Books, newspapers, TV, websites, radio shows, social networks, and the Center for Disease Control have now managed to alert the entire country to the threat of a possible zombie apocalypse. Instead of creating mass panic, reports of the walking dead have evolved into immeasurably popular sources of entertainment and zombies themselves have displayed an amazing versatility as metaphors for such diverse elements as the evils of racism, consumerism, conformity, and vivisection; the Viet Nam war; social apathy; loss of individuality and identity; fascism; industrial dystopia, ecological disasters; immigration, diseases, plagues, and pandemics; spiritual bankruptcy; and the TEOTWAWKI (what “preppers” call “the end of the world as we know it”). Something about these moaning, brain-dead beings who move in swarms but don’t move right, act right, talk right, eat right, or behave right has captured the collective cultural imagination and generated endless speculation about their condition and the condition of the world in which they lumber.

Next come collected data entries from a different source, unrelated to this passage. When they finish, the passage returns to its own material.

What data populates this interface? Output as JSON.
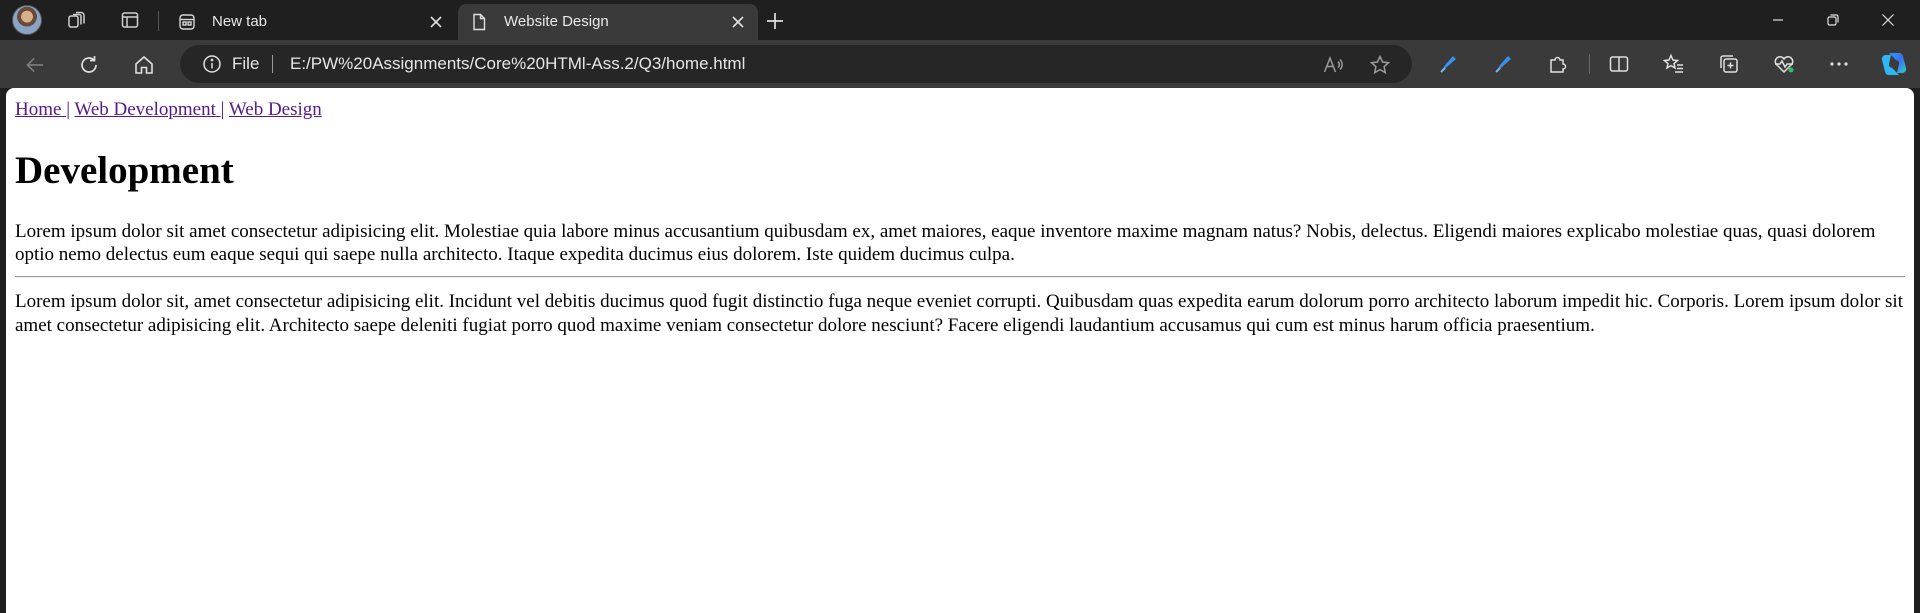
{
  "browser": {
    "tabs": [
      {
        "title": "New tab",
        "active": false
      },
      {
        "title": "Website Design",
        "active": true
      }
    ],
    "address": {
      "scheme_label": "File",
      "url": "E:/PW%20Assignments/Core%20HTMl-Ass.2/Q3/home.html"
    }
  },
  "page": {
    "nav": {
      "home": "Home ",
      "sep1": "|",
      "web_development": "Web Development ",
      "sep2": "|",
      "web_design": "Web Design"
    },
    "heading": "Development",
    "paragraph1": "Lorem ipsum dolor sit amet consectetur adipisicing elit. Molestiae quia labore minus accusantium quibusdam ex, amet maiores, eaque inventore maxime magnam natus? Nobis, delectus. Eligendi maiores explicabo molestiae quas, quasi dolorem optio nemo delectus eum eaque sequi qui saepe nulla architecto. Itaque expedita ducimus eius dolorem. Iste quidem ducimus culpa.",
    "paragraph2": "Lorem ipsum dolor sit, amet consectetur adipisicing elit. Incidunt vel debitis ducimus quod fugit distinctio fuga neque eveniet corrupti. Quibusdam quas expedita earum dolorum porro architecto laborum impedit hic. Corporis. Lorem ipsum dolor sit amet consectetur adipisicing elit. Architecto saepe deleniti fugiat porro quod maxime veniam consectetur dolore nesciunt? Facere eligendi laudantium accusamus qui cum est minus harum officia praesentium."
  },
  "icons": {
    "profile": "avatar",
    "workspaces": "workspaces-icon",
    "tab_actions": "tab-actions-icon",
    "new_tab": "plus-icon",
    "minimize": "minimize-icon",
    "restore": "restore-icon",
    "close": "close-icon",
    "back": "back-arrow-icon",
    "refresh": "refresh-icon",
    "home": "home-icon",
    "read_aloud": "read-aloud-icon",
    "favorite": "star-icon",
    "extensions": "puzzle-icon",
    "split_screen": "split-screen-icon",
    "favorites": "favorites-icon",
    "collections": "collections-icon",
    "performance": "heart-pulse-icon",
    "more": "more-icon",
    "copilot": "copilot-icon"
  },
  "colors": {
    "chrome_dark": "#1f1f1f",
    "toolbar": "#3a3a3a",
    "link_visited": "#551a8b",
    "accent_blue": "#3b8eea"
  }
}
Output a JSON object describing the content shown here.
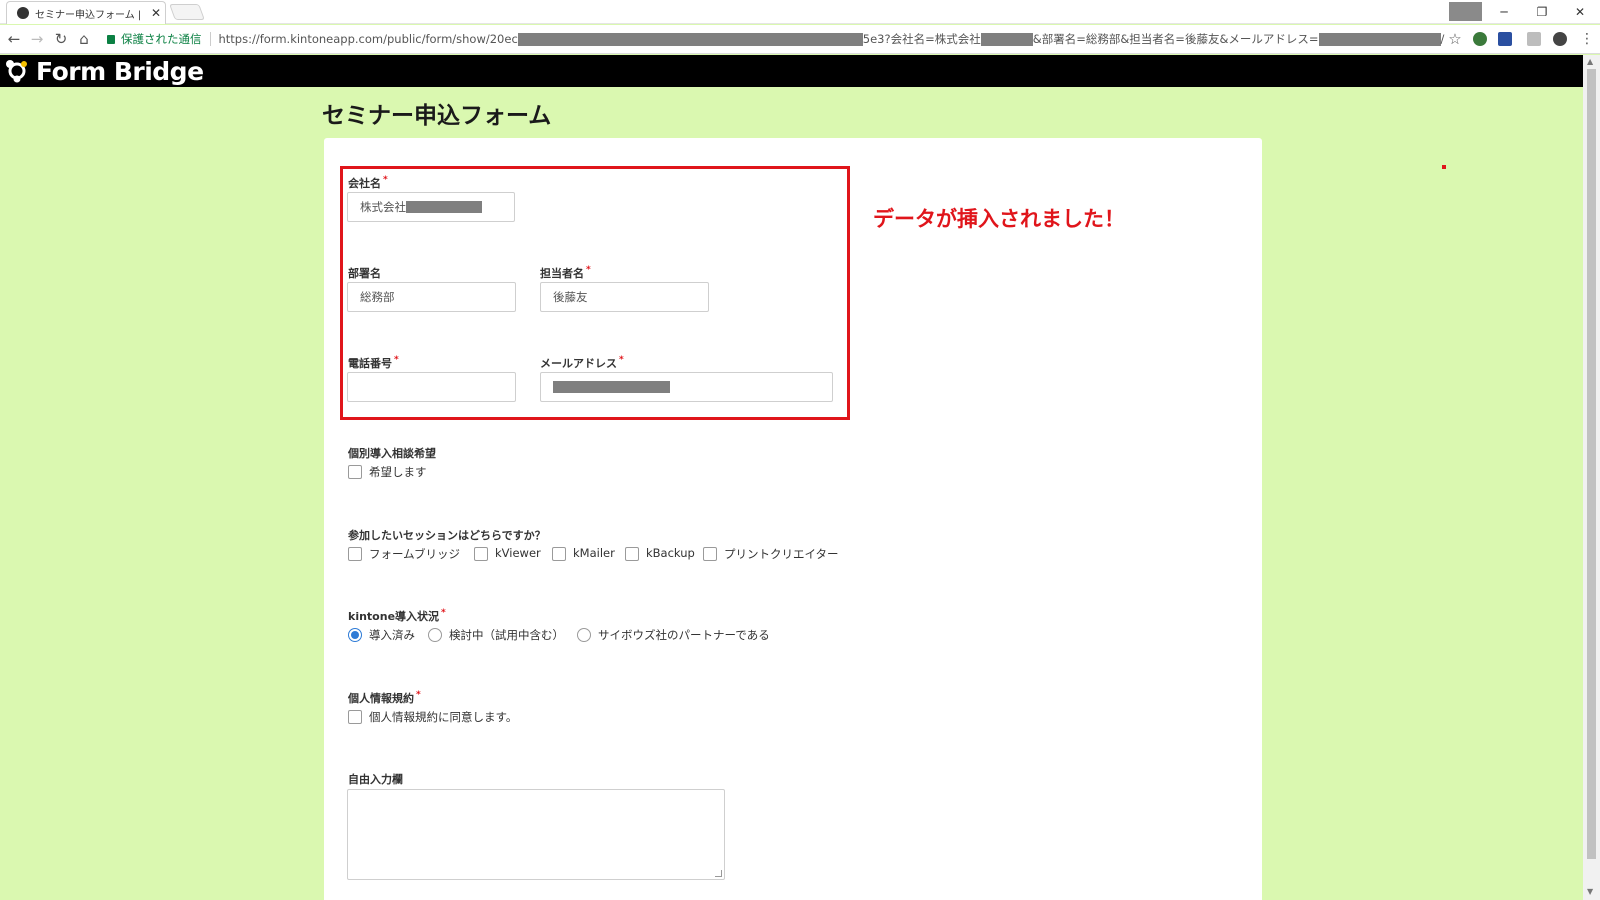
{
  "browser": {
    "tab_title": "セミナー申込フォーム | フォーム",
    "tab_close": "✕",
    "secure_label": "保護された通信",
    "url_prefix": "https://form.kintoneapp.com/public/form/show/20ec",
    "url_mid": "5e3?会社名=株式会社",
    "url_mid2": "&部署名=総務部&担当者名=後藤友&メールアドレス=",
    "url_suffix": "/",
    "back_icon": "arrow-left-icon",
    "forward_icon": "arrow-right-icon",
    "reload_icon": "reload-icon",
    "home_icon": "home-icon",
    "star_icon": "star-icon",
    "minimize": "─",
    "restore": "❐",
    "close": "✕",
    "menu": "⋮",
    "back_glyph": "←",
    "forward_glyph": "→",
    "reload_glyph": "↻",
    "home_glyph": "⌂",
    "star_glyph": "☆"
  },
  "header": {
    "brand": "Form Bridge"
  },
  "form": {
    "title": "セミナー申込フォーム",
    "annotation": "データが挿入されました！",
    "company": {
      "label": "会社名",
      "required": "*",
      "value": "株式会社"
    },
    "department": {
      "label": "部署名",
      "value": "総務部"
    },
    "contact_person": {
      "label": "担当者名",
      "required": "*",
      "value": "後藤友"
    },
    "phone": {
      "label": "電話番号",
      "required": "*",
      "value": ""
    },
    "email": {
      "label": "メールアドレス",
      "required": "*"
    },
    "consultation": {
      "label": "個別導入相談希望",
      "option": "希望します"
    },
    "sessions": {
      "label": "参加したいセッションはどちらですか？",
      "options": [
        "フォームブリッジ",
        "kViewer",
        "kMailer",
        "kBackup",
        "プリントクリエイター"
      ]
    },
    "kintone_status": {
      "label": "kintone導入状況",
      "required": "*",
      "options": [
        "導入済み",
        "検討中（試用中含む）",
        "サイボウズ社のパートナーである"
      ],
      "selected": "導入済み"
    },
    "privacy": {
      "label": "個人情報規約",
      "required": "*",
      "option": "個人情報規約に同意します。"
    },
    "free_input": {
      "label": "自由入力欄",
      "value": ""
    }
  },
  "colors": {
    "page_background": "#daf8b0",
    "highlight": "#e0151b",
    "radio_selected": "#2e7bd6",
    "header_background": "#000000"
  }
}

It might seem at first glance that these popular but unrealistic rotting roamers are just a recent product of postmodern subtexts, but a longer look unearths the fact that written accounts of reanimated corpses have been turning up since people first pushed wedge shapes into clay tablets. When the Sumerian goddess, Ishtar, didn't get her way, she threw an epic fit of anger and threatened to release the dead from the Netherworld to consume the living (ca. 911-612 B.C.E.).  The Hebrew prophet, Ezekiel, stood by as a witness while his Sovereign Lord raised an entire army from dry bones that had been lying scattered in a valley (Ezekiel, 31, 1-14). From Osiris to Dionysus, Balder to Quetzalcoatl, mythology from around the world is rife with the motif of dying gods and goddesses who come back to life.